Nattokinase: A Dietary Enzyme

Nattokinase is an enzyme found in natto, a traditional Japanese food made from fermented soybeans. It has genuine fibrinolytic activity, meaning it can break down the same clot proteins that plasmin targets. In human studies, a single oral dose of 2,000 FU (fibrinolytic units) significantly increased clot degradation products in the blood within four hours. It also appears to boost the body’s own production of tissue plasminogen activator, the natural enzyme that starts the clot-dissolving cascade.

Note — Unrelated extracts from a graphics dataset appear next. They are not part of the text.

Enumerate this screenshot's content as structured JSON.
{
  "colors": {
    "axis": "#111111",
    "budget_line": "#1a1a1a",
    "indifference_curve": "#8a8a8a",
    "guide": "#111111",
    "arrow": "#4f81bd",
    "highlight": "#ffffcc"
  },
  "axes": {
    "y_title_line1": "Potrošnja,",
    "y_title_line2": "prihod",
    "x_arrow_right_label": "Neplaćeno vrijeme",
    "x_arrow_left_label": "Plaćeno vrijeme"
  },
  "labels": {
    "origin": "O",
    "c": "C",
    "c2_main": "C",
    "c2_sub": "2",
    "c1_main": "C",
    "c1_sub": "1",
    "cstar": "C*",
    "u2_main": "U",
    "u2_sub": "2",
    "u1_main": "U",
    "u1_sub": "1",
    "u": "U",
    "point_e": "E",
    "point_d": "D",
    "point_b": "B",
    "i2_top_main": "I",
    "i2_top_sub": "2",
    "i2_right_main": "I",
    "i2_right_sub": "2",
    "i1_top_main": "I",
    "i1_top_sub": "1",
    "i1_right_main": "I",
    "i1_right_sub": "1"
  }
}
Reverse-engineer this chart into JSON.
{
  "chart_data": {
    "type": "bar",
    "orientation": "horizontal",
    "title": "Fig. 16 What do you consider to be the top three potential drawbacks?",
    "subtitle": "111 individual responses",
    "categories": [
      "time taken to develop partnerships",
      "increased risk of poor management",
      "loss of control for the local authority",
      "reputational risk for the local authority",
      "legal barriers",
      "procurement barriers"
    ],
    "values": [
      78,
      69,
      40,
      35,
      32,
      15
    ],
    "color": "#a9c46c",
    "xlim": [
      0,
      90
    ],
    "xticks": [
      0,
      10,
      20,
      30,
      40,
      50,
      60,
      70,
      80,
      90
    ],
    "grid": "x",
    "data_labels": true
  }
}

That said, nattokinase is a dietary supplement, not a proven medical treatment for active blood clots. Its effects are far milder than pharmaceutical thrombolytics. Researchers view it as a potentially useful tool for cardiovascular risk reduction over time, not as an emergency clot buster. If you’re on blood thinners or other cardiovascular medications, nattokinase can interact with them, so it’s worth discussing with your doctor before adding it.

What Determines Which Approach Is Used

The choice depends on the clot’s location, size, and how much immediate danger it poses. A massive clot blocking a major brain artery calls for thrombolytics, mechanical thrombectomy, or both within hours. A life-threatening pulmonary embolism may warrant catheter-based treatment with ultrasound-assisted drug delivery. A deep vein clot in the leg, if it’s not immediately threatening, is typically managed with blood thinners alone, letting the body dissolve it gradually.

Small, everyday clots that form at minor injury sites dissolve on their own without any intervention. Your body’s fibrinolytic system handles these routinely, often without you ever knowing a clot formed in the first place. The medical interventions described above are reserved for clots that your body can’t manage alone, ones that threaten organs, limbs, or life.